Accelerated Nonmuscle Contraction after Subarachnoid Hemorrhage

Abstract

Cell culture lines from human cerebral arteries showing vasospasm after subarachnoid hemorrhage were established from three autopsy cases. Each culture line showed the ultrastructural characteristics of myofibroblasts. Decreased α-actin antigenicity, demonstrated using the anti-smooth muscle cell α-actin antibody, was observed in cultured cells possessing abundant F-actin. When incorporated into the three-dimensional collagen matrix in vitro, the cultured cells compacted the collagen lattice at a rate equivalent to that of human dermal fibroblasts. Lattice compaction was significantly accelerated by cerebrospinal fluid taken from patients with symptomatic vasospasm. Compaction was completely inhibited by the addition of 10−6 mol/L verapamil or 100 U/mL heparin. Neither nimodipine (10−5 mol/L) nor nicardipine (10−5 mol/L) inhibited compaction, and endothelin (10−6 mol/L) and potassium chloride (40 mmol/L) had no effect.

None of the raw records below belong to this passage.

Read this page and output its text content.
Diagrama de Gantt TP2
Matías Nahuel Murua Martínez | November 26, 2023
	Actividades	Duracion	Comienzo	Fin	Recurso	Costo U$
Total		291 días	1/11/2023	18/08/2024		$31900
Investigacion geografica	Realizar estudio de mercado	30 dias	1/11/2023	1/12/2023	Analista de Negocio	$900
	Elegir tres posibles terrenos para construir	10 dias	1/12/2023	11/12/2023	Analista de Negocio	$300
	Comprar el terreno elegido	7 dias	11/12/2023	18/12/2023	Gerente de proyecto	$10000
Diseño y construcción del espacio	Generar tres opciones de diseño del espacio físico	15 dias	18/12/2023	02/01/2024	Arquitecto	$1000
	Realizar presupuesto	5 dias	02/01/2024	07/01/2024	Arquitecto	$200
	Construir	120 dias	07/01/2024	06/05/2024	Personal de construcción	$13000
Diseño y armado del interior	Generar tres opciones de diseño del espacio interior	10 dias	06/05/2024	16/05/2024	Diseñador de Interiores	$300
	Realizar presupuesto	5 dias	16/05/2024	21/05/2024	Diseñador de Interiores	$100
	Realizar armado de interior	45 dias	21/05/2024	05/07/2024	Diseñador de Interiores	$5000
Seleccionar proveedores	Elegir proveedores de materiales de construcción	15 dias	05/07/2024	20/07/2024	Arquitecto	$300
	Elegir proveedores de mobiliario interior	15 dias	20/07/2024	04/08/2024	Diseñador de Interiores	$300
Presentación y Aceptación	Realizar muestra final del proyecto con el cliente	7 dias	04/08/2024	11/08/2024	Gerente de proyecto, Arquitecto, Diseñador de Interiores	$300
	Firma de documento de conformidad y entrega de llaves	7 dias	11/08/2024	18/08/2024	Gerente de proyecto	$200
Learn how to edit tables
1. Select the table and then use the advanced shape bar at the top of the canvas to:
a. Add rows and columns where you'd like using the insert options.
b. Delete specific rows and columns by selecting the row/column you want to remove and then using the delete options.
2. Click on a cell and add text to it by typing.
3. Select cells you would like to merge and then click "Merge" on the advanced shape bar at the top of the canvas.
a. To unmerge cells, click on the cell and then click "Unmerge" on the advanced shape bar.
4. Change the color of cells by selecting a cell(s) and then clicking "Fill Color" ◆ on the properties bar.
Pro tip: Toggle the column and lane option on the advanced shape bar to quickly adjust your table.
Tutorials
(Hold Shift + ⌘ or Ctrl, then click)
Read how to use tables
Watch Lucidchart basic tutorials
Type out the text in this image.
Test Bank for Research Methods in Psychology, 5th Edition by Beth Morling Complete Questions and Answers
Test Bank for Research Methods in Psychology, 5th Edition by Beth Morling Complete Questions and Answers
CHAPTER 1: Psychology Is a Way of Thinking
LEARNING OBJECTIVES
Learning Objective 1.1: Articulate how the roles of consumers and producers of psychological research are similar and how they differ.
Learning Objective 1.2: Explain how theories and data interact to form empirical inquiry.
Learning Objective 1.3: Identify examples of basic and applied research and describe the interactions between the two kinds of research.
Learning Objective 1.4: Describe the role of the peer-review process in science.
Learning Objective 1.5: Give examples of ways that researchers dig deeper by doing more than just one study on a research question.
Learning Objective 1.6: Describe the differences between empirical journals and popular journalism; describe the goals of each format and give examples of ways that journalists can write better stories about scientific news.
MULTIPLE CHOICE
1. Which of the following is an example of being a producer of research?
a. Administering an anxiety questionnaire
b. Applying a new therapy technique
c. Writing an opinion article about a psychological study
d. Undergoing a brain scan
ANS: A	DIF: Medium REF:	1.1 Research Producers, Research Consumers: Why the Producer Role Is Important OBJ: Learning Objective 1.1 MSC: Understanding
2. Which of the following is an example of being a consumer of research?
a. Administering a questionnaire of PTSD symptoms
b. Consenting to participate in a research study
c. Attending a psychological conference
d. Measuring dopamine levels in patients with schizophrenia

The morphological change of cells in the collagen lattice suggests that both verapamil and heparin affect cellular motility, filopodial protrusion, and cell attachment. These data suggest that myofibroblasts in human cerebral arteries differ from medial smooth muscle cells and can generate a force rearranging the proliferated collagen matrix present after subarachnoid hemorrhage. This reorganization can contribute to, or be responsible for, sustained vasoconstriction. Consequently, current treatment for vasospasm may need to be reevaluated to include the nonmuscle components in the vessel wall.